Państwo polskie też zbankrutuje, bo wszystkie usługi, które świadczy, będzie dużo taniej i lepiej świadczył prywatny podmiot. Nie będę wtedy musiał nigdzie uciekać — nadal będę mieszkańcem kraju, Polski, która będzie trwała, nie zbankrutuje, ale po prostu zamiast być pod przymusową opieką terrorysty, który za swoje kiepskie usługi wymusza haracz, stosując terror, czyli groźbę kary, będę te wszystkie usługi mógł dobrowolnie kupić od wielu firm specjalizujących się w danej dziedzinie. Osobno sobie kupię, w osobnych firmach, usługi edukacyjne, ubezpieczeniowe, ochroniarskie, militarne, prawnicze, kulturalne etc... Jeśli będę potrzebował opiekuna, to sobie go po prostu wynajmę — będzie takich wielu do wyboru.
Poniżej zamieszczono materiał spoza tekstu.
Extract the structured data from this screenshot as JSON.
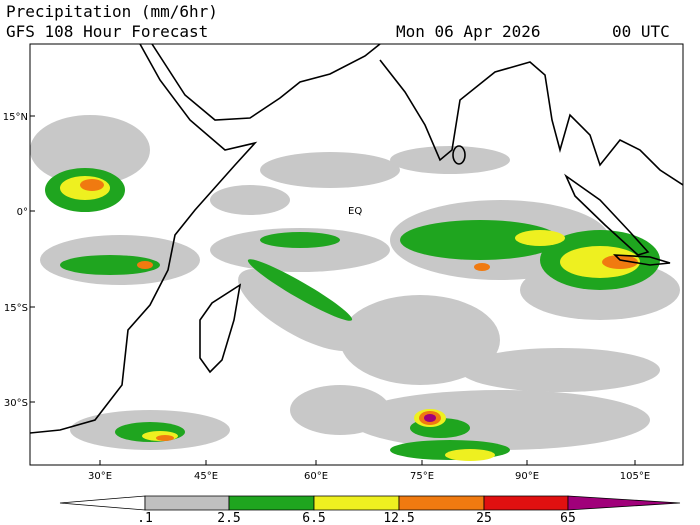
{
  "header": {
    "title": "Precipitation (mm/6hr)",
    "subtitle": "GFS 108 Hour Forecast",
    "date": "Mon 06 Apr 2026",
    "time": "00 UTC"
  },
  "map": {
    "lat_labels": [
      "15°N",
      "0°",
      "15°S",
      "30°S"
    ],
    "lon_labels": [
      "30°E",
      "45°E",
      "60°E",
      "75°E",
      "90°E",
      "105°E"
    ],
    "annotation": "EQ"
  },
  "legend": {
    "labels": [
      ".1",
      "2.5",
      "6.5",
      "12.5",
      "25",
      "65"
    ],
    "colors": [
      "#ffffff",
      "#c0c0c0",
      "#1fa51f",
      "#eef020",
      "#f07a10",
      "#e01010",
      "#a0007a"
    ]
  }
}
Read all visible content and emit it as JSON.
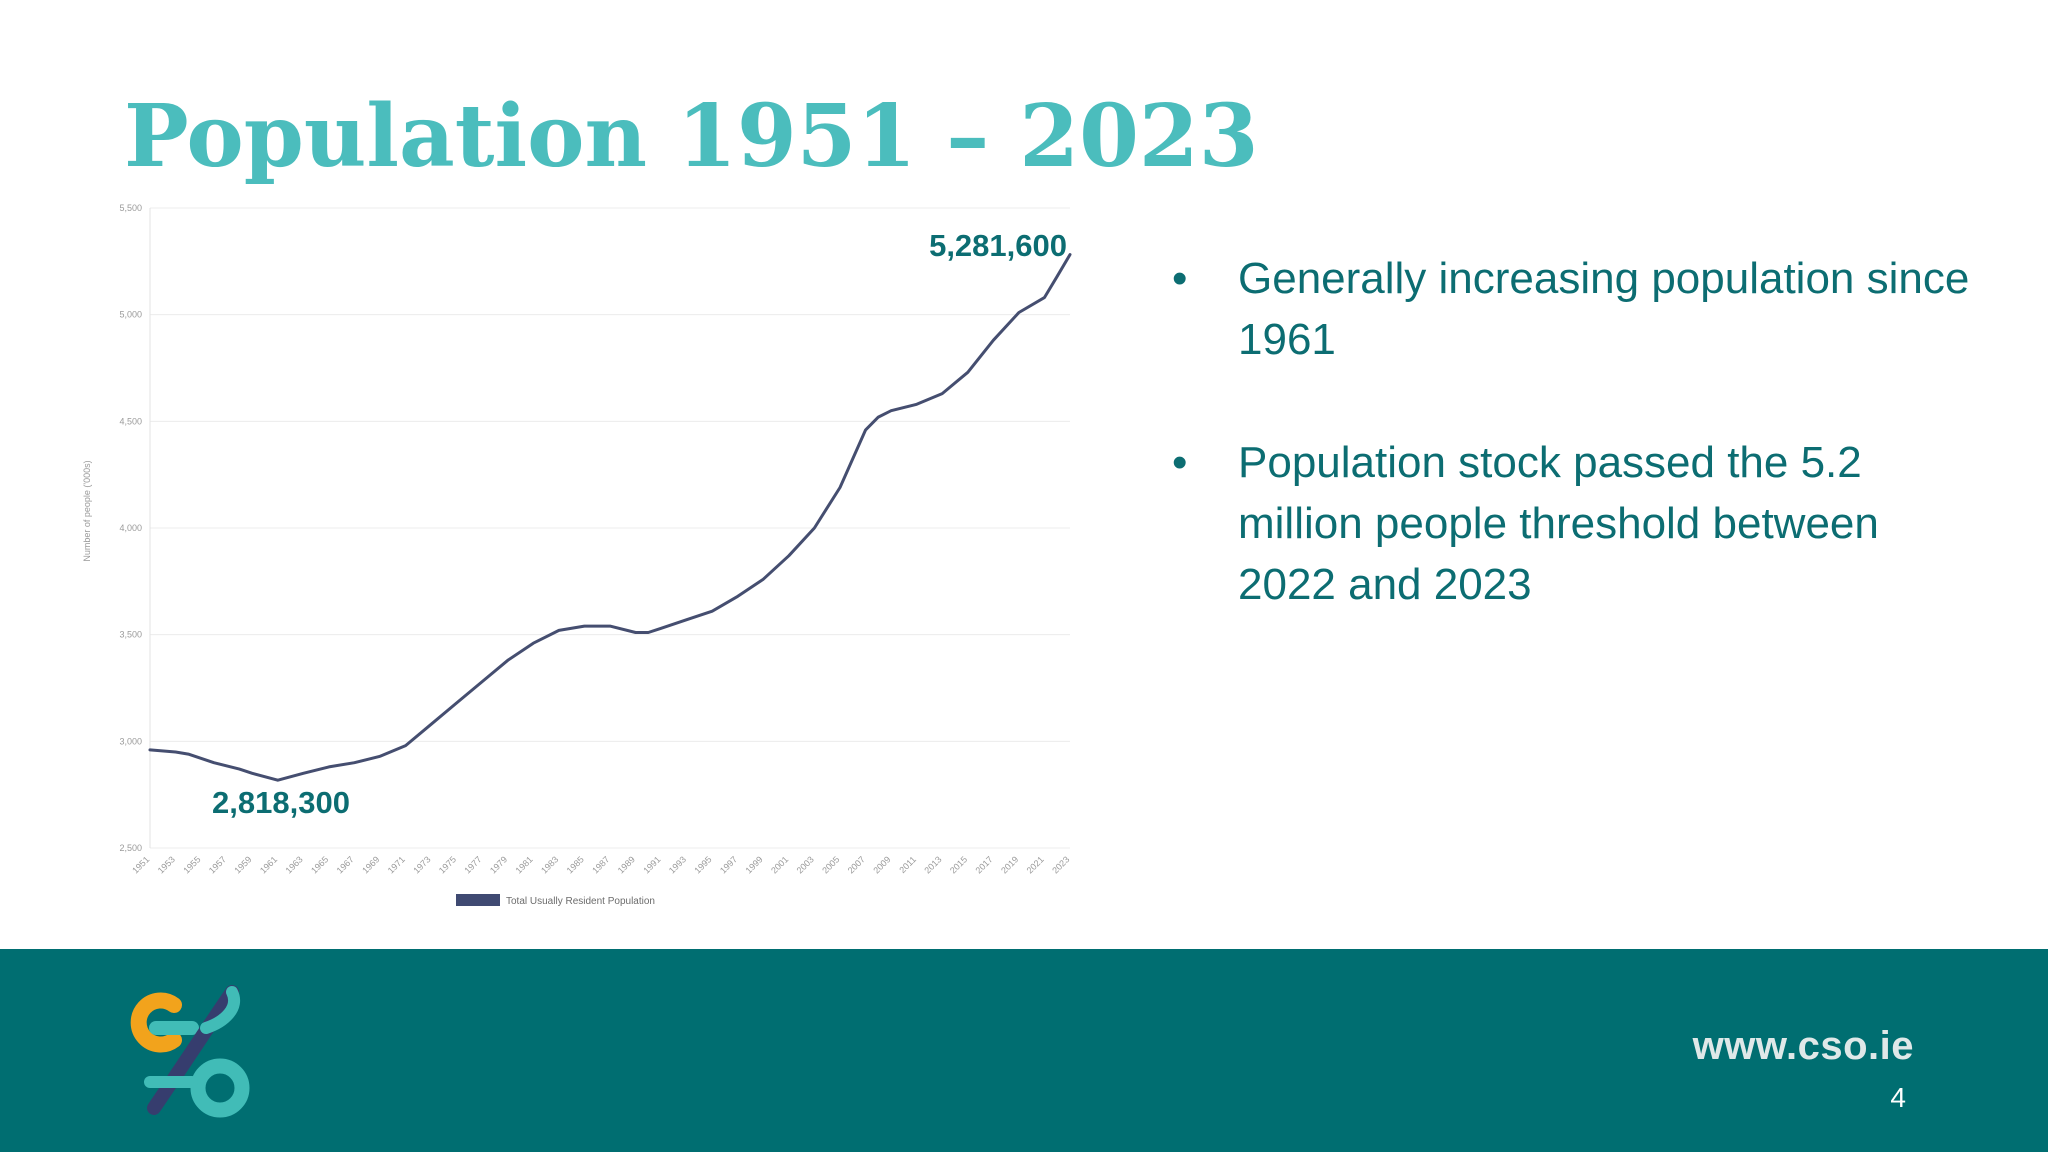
{
  "slide": {
    "title": "Population 1951 – 2023",
    "page_number": "4",
    "website": "www.cso.ie"
  },
  "bullets": [
    {
      "marker": "•",
      "text": "Generally increasing population since 1961"
    },
    {
      "marker": "•",
      "text": "Population stock passed the 5.2 million people threshold between 2022 and 2023"
    }
  ],
  "colors": {
    "title": "#4bbdbd",
    "text": "#0c6d72",
    "footer": "#006e71",
    "series_line": "#454e70",
    "legend_swatch": "#3f4a72",
    "logo_orange": "#f2a31c",
    "logo_teal": "#41bcb7",
    "logo_navy": "#363d6e"
  },
  "logo": {
    "name": "cso-logo-icon"
  },
  "chart_data": {
    "type": "line",
    "ylabel": "Number of people ('000s)",
    "xlabel": "",
    "ylim": [
      2500,
      5500
    ],
    "yticks": [
      2500,
      3000,
      3500,
      4000,
      4500,
      5000,
      5500
    ],
    "ytick_labels": [
      "2,500",
      "3,000",
      "3,500",
      "4,000",
      "4,500",
      "5,000",
      "5,500"
    ],
    "xlim": [
      1951,
      2023
    ],
    "xticks": [
      1951,
      1953,
      1955,
      1957,
      1959,
      1961,
      1963,
      1965,
      1967,
      1969,
      1971,
      1973,
      1975,
      1977,
      1979,
      1981,
      1983,
      1985,
      1987,
      1989,
      1991,
      1993,
      1995,
      1997,
      1999,
      2001,
      2003,
      2005,
      2007,
      2009,
      2011,
      2013,
      2015,
      2017,
      2019,
      2021,
      2023
    ],
    "grid": "horizontal",
    "legend_position": "bottom",
    "series": [
      {
        "name": "Total Usually Resident Population",
        "x": [
          1951,
          1953,
          1954,
          1956,
          1958,
          1959,
          1961,
          1963,
          1965,
          1967,
          1969,
          1971,
          1973,
          1975,
          1977,
          1979,
          1981,
          1983,
          1985,
          1987,
          1989,
          1990,
          1991,
          1993,
          1995,
          1997,
          1999,
          2001,
          2003,
          2005,
          2007,
          2008,
          2009,
          2011,
          2013,
          2015,
          2017,
          2019,
          2021,
          2022,
          2023
        ],
        "values": [
          2960,
          2950,
          2940,
          2900,
          2870,
          2850,
          2818,
          2850,
          2880,
          2900,
          2930,
          2980,
          3080,
          3180,
          3280,
          3380,
          3460,
          3520,
          3540,
          3540,
          3510,
          3510,
          3530,
          3570,
          3610,
          3680,
          3760,
          3870,
          4000,
          4190,
          4460,
          4520,
          4550,
          4580,
          4630,
          4730,
          4880,
          5010,
          5080,
          5180,
          5281.6
        ]
      }
    ],
    "annotations": [
      {
        "text": "5,281,600",
        "x": 2023,
        "y": 5281.6
      },
      {
        "text": "2,818,300",
        "x": 1961,
        "y": 2818.3
      }
    ]
  }
}
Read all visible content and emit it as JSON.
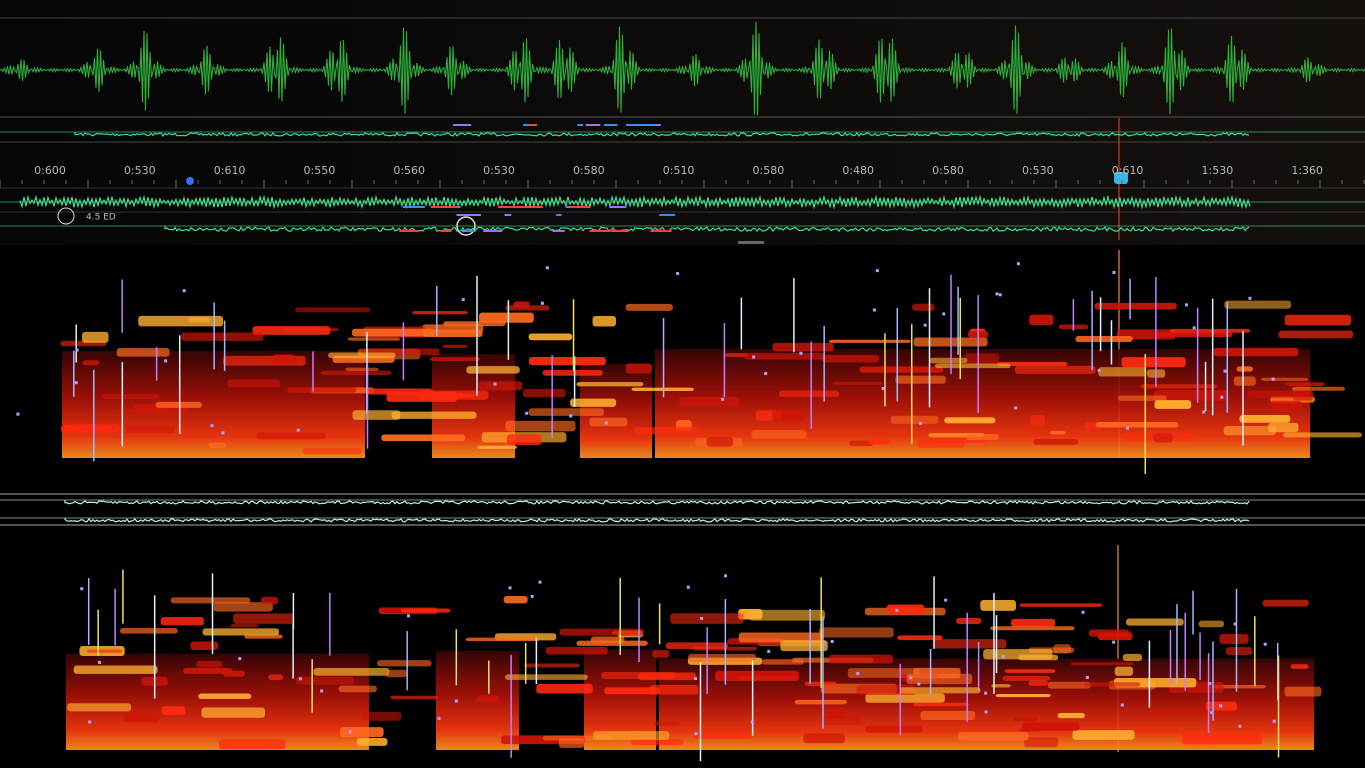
{
  "timeline": {
    "labels": [
      "0:600",
      "0:530",
      "0:610",
      "0:550",
      "0:560",
      "0:530",
      "0:580",
      "0:510",
      "0:580",
      "0:480",
      "0:580",
      "0:530",
      "0:610",
      "1:530",
      "1:360"
    ]
  },
  "toolbar": {
    "badge": "4.5 ED"
  }
}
Już tacy są — nazywają się doradcy prawni, finansowi czy osobiści trenerzy. Oni po prostu zastąpią zbankrutowane państwo.
Podatki to klasyczny terroryzm, w pełni zgodny z definicją tego słowa. To pobranie opłaty pod groźbą kary za usługi, których się nie zamawiało, bez możliwości zrezygnowania z nich. Czy chcę, czy nie, czy mi to odpowiada, czy nie, muszę zapłacić, bo jak nie, to grozi mi kara, a jak jej nie zapłacę, to grozi mi więzienie, do którego zostanę wtrącony przy użyciu siły, poprzez zainicjowanie wobec mnie aktu przemocy. Jeśli terrorysta pobierze ode mnie haracz, to mogę próbować za to domagać się jakichś usług, ale to nie zmienia istoty rzeczy. To, że terrorysta mi przedstawi raport opisujący to, na co wydał ściągnięty ode mnie haracz, a nawet jeśli pokaże, że ja też jakoś na tym skorzystałem, w żaden sposób nie zmienia tego, że jest to akt terroru, a zatem wymuszenia czegoś przy pomocy groźby użycia przemocy. Jeśli terrorysta żąda okupu w zamian za to, że nie zabije zakładników, to kompletnie nie ma znaczenia, na co wyda ten okup i czy przyniesie to jakiekolwiek korzyści tym, którzy zapłacą — to zawsze jest akt terroru. Urzędnik państwowy żąda podatku w zamian za to, że nie użyje wobec nas przemocy — jest więc po prostu terrorystą. Taka forma zarabiania w sposób stały i zorganizowany już się nie opłaca.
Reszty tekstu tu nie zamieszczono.